Which, as stated, that leaves species/race/etc. Which is why that's what gets all the attention in these threads. For me, harsh and absolute limits look like they add almost nothing whatsoever to world building in 99% of homebrew cases (especially since that is almost always just "cribbing from Tolkien without much/any further thought"), while putting extreme limits on the player's end. Again, I'm coming at this from the stance that species(/etc.) is a bundle and that bundle can be flexible, since different people value different things. By those lights, an "absolutely NOTHING even REMOTELY like X" stance looks incredibly harsh, since it is a total refusal to even come to the negotiation table. It might turn out that the conflict is utterly irreconcilable, though I find that that only happens when at least one person isn't participating in good faith. But even if it does, and nobody is there in bad faith, that just means the group has irreconcilable differences and probably wasn't going to be functional long-term anyway.

It takes a pretty significant, usually dramatic/extreme, setting conceit/theme to make species(/etc,) restrictions meaningful to my eyes.
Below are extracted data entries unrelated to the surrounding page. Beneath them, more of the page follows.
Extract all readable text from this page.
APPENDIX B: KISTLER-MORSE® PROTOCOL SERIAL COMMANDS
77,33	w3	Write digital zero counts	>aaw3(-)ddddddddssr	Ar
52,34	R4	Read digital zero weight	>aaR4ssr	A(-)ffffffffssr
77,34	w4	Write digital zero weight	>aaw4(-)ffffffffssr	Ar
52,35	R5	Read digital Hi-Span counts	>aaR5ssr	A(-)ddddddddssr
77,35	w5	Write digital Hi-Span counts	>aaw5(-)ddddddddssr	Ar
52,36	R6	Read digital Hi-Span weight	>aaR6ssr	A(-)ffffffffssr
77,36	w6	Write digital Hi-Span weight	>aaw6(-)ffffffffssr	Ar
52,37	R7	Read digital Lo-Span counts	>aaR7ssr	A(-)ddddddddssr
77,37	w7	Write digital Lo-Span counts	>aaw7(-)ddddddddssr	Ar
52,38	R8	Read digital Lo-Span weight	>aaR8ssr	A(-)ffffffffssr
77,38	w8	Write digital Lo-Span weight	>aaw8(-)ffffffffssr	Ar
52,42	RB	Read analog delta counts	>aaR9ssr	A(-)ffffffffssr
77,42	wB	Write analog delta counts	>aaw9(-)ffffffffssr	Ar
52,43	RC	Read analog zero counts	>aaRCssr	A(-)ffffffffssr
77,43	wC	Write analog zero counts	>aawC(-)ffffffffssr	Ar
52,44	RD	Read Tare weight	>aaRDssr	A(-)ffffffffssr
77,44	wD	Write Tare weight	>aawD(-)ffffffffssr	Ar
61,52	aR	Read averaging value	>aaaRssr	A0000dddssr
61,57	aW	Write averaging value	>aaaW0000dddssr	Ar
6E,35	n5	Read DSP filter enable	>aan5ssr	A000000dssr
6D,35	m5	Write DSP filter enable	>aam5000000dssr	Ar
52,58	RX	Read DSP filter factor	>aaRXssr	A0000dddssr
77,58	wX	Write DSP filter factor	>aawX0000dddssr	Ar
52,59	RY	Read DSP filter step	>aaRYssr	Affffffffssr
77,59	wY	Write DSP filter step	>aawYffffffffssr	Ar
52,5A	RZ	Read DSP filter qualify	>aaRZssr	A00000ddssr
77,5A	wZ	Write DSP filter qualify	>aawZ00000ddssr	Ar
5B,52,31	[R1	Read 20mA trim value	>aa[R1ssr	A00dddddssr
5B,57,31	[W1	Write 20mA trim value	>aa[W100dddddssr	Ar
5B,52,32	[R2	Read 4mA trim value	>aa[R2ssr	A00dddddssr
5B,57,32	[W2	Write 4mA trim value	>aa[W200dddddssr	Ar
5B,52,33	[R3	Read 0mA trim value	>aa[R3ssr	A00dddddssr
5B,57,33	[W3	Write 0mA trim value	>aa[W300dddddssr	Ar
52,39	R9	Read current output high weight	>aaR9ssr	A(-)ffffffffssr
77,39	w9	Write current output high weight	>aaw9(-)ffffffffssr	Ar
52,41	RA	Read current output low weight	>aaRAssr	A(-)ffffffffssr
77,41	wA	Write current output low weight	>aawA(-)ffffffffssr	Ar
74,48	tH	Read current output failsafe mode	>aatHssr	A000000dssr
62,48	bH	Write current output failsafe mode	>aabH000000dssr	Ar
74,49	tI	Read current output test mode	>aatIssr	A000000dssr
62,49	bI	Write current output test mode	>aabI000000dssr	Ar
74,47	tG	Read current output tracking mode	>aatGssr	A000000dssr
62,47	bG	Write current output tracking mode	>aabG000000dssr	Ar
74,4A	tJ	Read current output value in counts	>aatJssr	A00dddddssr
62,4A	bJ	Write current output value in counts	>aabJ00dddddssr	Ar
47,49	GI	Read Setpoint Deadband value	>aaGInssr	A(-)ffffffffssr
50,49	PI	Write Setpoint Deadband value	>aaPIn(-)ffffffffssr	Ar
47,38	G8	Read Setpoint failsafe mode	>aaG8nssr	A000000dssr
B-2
Dark Sun, for example, is an apocalyptic or post-apocalyptic setting where genocide is a real and horrible historical fact. That's a good reason to forbid X: they were exterminated centuries ago and none remain. But just "generic pseudo-Tolkien fantasy"? I have never, not once, seen that cash out as "it is absolutely essential that no humanoids with scales have ever nor could ever exist in this world".

Whereas to me it is perfectly clear that intelligent species of the setting are on of its most defining features, and the idea that you should shove tortle into a gritty gameofthronesque human-only world or a Tolkien dwarf into a Kung Fu Panda inspired animal people world is ludicrous.

How on Earth you ever manage to play in games with published settings that come with their own set of species? Or games set on our real Earth, where playable species options tend to be a tad limited?

And when I do see that? It fails the smell test, as you put it. It's an early warning sign that my participation will be predicated on filling a PC-shaped hole the GM oh-so-graciously permitted me.

Whereas to me player whose first reaction is to ignore the premise is an obvious red flag. Also players who have the one pet character idea they need to try to shove into everything are a red flag too, and even worse if it is something as superficial as fantasy species. Like countless authors throughout human history have somehow managed to come up with a bunch of interesting characters even though most of them have been just boring old humans.